In October 2020 I wrote a longish article titled Layers about the layered implementation that emerged organically from the fifteen years (so far) of work I put into my Diminuto systems programming library that is the underlying platform for much of my C-based work. After thinking more about the "virtuous cycle" I described in that article - where feedback from actual use of Diminuto lead to its evolution and expansion and then subsequent use in even more projects (including some shipping products) - I added an afterword. Upon even more reflection, the afterword got longer and longer. Eventually I decided it merited its own short blog article. This is it.
I wonder from time to time whether I'm the only person still working in C. Then I see the TIOBE Index where C is the #1 most used programming language. I find this remarkable, since my years of PDP-11 experience eons ago lead me to still think of C as a kind of structured PDP-11 assembler language.
C places around fifth in other surveys, which seems about right to me. Although I find Rust challenging to work in, I couldn't criticize anyone for using it for systems-level work. And maybe using Go instead of Java for application work. And I like Python too for non-performance-sensitive high level work.
One of the things I find really mysterious is that organizations who work in C, GNU, and Linux don't seem to put any effort into making C easier, simpler, more reliable, and more productive to use. That's exactly what using Diminuto does for me. I'm not trying to talk C shops into using Diminuto. But but I am arguing that they should do something like what I do with Diminuto. And they could do a lot worse than looking carefully at the layered implementation approach I talk about in this article.

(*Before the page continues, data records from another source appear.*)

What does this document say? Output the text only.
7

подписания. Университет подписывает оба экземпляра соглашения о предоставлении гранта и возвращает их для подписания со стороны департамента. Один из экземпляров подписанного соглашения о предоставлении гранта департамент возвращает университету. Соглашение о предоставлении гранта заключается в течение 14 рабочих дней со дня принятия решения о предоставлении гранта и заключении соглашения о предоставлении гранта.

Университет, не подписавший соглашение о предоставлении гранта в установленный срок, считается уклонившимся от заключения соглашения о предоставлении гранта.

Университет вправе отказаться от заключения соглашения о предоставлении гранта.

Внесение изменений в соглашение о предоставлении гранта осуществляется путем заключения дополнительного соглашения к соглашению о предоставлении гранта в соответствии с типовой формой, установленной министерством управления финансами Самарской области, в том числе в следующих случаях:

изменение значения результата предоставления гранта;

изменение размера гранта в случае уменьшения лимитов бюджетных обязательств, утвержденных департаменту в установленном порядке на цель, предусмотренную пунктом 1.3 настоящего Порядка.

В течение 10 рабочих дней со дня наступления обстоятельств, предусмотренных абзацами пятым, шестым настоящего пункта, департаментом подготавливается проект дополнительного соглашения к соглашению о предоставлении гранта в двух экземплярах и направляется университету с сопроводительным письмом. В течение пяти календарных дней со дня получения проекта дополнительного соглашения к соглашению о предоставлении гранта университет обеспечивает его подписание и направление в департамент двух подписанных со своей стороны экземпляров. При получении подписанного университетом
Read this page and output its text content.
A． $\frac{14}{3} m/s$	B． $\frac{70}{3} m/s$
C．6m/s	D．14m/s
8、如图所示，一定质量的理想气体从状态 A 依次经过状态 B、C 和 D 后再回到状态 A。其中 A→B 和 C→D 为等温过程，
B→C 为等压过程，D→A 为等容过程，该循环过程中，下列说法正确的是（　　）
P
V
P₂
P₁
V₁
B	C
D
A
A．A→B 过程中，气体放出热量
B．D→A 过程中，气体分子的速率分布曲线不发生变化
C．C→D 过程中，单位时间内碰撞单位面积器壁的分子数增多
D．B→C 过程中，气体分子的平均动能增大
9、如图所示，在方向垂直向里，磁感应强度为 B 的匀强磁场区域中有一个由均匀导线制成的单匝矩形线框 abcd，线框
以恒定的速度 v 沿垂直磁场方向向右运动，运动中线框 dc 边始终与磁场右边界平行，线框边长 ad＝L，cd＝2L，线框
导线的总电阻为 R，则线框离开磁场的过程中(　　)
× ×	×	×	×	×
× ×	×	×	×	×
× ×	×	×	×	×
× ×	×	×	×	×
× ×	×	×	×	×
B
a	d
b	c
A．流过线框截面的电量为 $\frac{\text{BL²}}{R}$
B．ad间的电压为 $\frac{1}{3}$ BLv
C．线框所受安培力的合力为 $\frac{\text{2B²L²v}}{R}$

I believe this is another case of the cognitive bias towards prioritizing the short term over the long term. Putting code that is likely to be commonly useful in other projects into a reusable library, along with unit tests, is a pattern that has worked very well for me. But in organizations larger than my tiny one-person company, it requires that the folks managing the project and holding the purse strings see the long term value in that. For most project managers there is no long term. And certainly nothing worth spending resources - schedule and budget - outside of their immediate project and silo.
It also requires enough experience to know what is likely to be more generally useful in the long term; I haven't always gotten that right myself. And once you have a library that is used in multiple projects, changes and maintenance on that library requires more diligence and incurs a higher price, since it affects multiple code bases. An API change that breaks legacy code requires careful consideration indeed to balance the cost of breakage against the cost of technical debt.
Line managers and developers are typically not incentivized to think long term. Agile processes do not encourage this either. I find it hard to argue against this. It's easy to get side-tracked and take your eye off of the immediate goal. Long term thinking is the job of senior architects and upper management. And as I like to say: if you don't survive in the short term, there is no long term. It's just that in my tiny corporation, I'm both the line developer and the senior architect. I have to pay attention to the tiny details and the big picture.
Balancing short term and long term needs is a hard problem.